There was a sharp rap on the door. Jo turned as Detective Alfond stuck his head in the room.
“Chief Thibodeau, we need to talk.”
“I’m still in the middle of—”
“ Now. ”
That one word, and the look he gave her, told Jo her evening was about to get much worse. Reluctantly, she stood up and followed him into the hallway, leaving Elizabeth sitting at the table. She shut the door behind her, so they could speak without being overheard.
“This is a total fuckup,” said Alfond.
“Why? What’s going on?”
“You’ve wasted my time and theirs. These are not insignificant people. They have friends in high places, and probably high-priced lawyers too. I’ve already sent Mr. Fox home, and you should let Mrs. Conover go as well, along with a big apology. These people had nothing to do with the bones in the pond.”
“Is that what Arthur Fox told you? Of course he’d say that. They’re not going to come right out and confess.”
“Mr. Fox didn’t have to say a word. The updated crime lab report says it all.” He shoved a sheet of paper at her. “This just came back, along with the facial reconstruction of the skull.”
Jo frowned at the page. “This is about her dental filling?”
“Look at the final analysis.”
Jo skimmed down to the bottom of the page and focused on a paragraph with words so obscure they might have been written in hieroglyphs. She frowned at the words amalgam restorations and polycarboxylate-adhesive liners and composite resins . “What does this mean?”
“Read the conclusion. The other side.”
She flipped over the paper, where the conclusion was printed.
The presence of composite resins used to bind the amalgam on the deceased’s etched tooth structure indicates this dental work was performed sometime after such resins were first introduced for amalgam restorations. Therefore, the estimate of the postmortem interval must be revised. This places the time of death to the mid-1980s or later.
“That blows your whole theory out of the water,” said Alfond. “Jane Doe, whoever she was, died at least a decade after you thought she did.

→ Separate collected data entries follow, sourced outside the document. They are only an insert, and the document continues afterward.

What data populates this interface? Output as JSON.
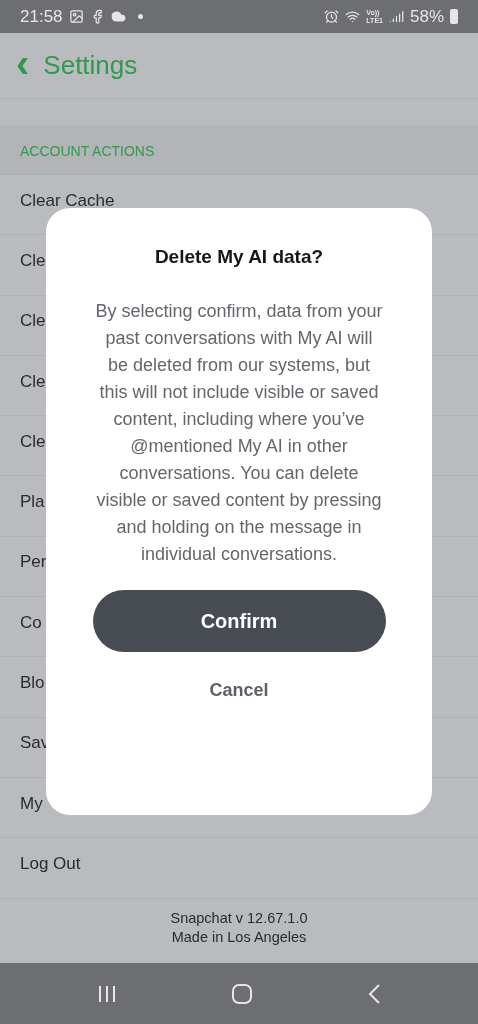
{
  "status_bar": {
    "time": "21:58",
    "network_top": "Vo))",
    "network_bottom": "LTE1",
    "battery": "58%"
  },
  "header": {
    "back": "‹",
    "title": "Settings"
  },
  "section": {
    "title": "ACCOUNT ACTIONS"
  },
  "rows": [
    {
      "label": "Clear Cache"
    },
    {
      "label": "Cle"
    },
    {
      "label": "Cle"
    },
    {
      "label": "Cle"
    },
    {
      "label": "Cle"
    },
    {
      "label": "Pla"
    },
    {
      "label": "Per"
    },
    {
      "label": "Co"
    },
    {
      "label": "Blo"
    },
    {
      "label": "Sav"
    },
    {
      "label": "My"
    },
    {
      "label": "Log Out"
    }
  ],
  "footer": {
    "version": "Snapchat v 12.67.1.0",
    "made_in": "Made in Los Angeles"
  },
  "dialog": {
    "title": "Delete My AI data?",
    "body": "By selecting confirm, data from your past conversations with My AI will be deleted from our systems, but this will not include visible or saved content, including where you’ve @mentioned My AI in other conversations. You can delete visible or saved content by pressing and holding on the message in individual conversations.",
    "confirm": "Confirm",
    "cancel": "Cancel"
  }
}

Years after Project MKUltra ended. Who the hell gave you the crazy idea these two old people had anything to do with killing her?”
Jo’s attention was still fixed on the report. How could I have been so wrong?
“Chief Thibodeau? What was your source?”
“Someone with, um, inside information.”
“Their information’s obviously wrong.”
“But they didn’t know about this lab report. They didn’t know the time-of-death estimate was off by at least a decade. This changes everything.”
“Have you been sharing information with this source? Then I need to know who it is.”
“I can’t tell you.”
“Excuse me?”
She looked up at him. “I’m sorry, but I can’t. It’s a confidential source who needs to stay out of the limelight.” And out of trouble, she thought. Leaving me to take the heat.
“Are they with a state agency?”
“No.”
“Are they with law enforcement?”
Jo sighed. “No.”
“So they’re amateurs ?” He threw back his head. “Jesus, I’m in a goddamn episode of Murder, She Wrote !”
The interview room door swung open. They both turned as Elizabeth Conover stepped into the hallway.
“I would like to go home,” she said. “ If you’re quite finished with me.”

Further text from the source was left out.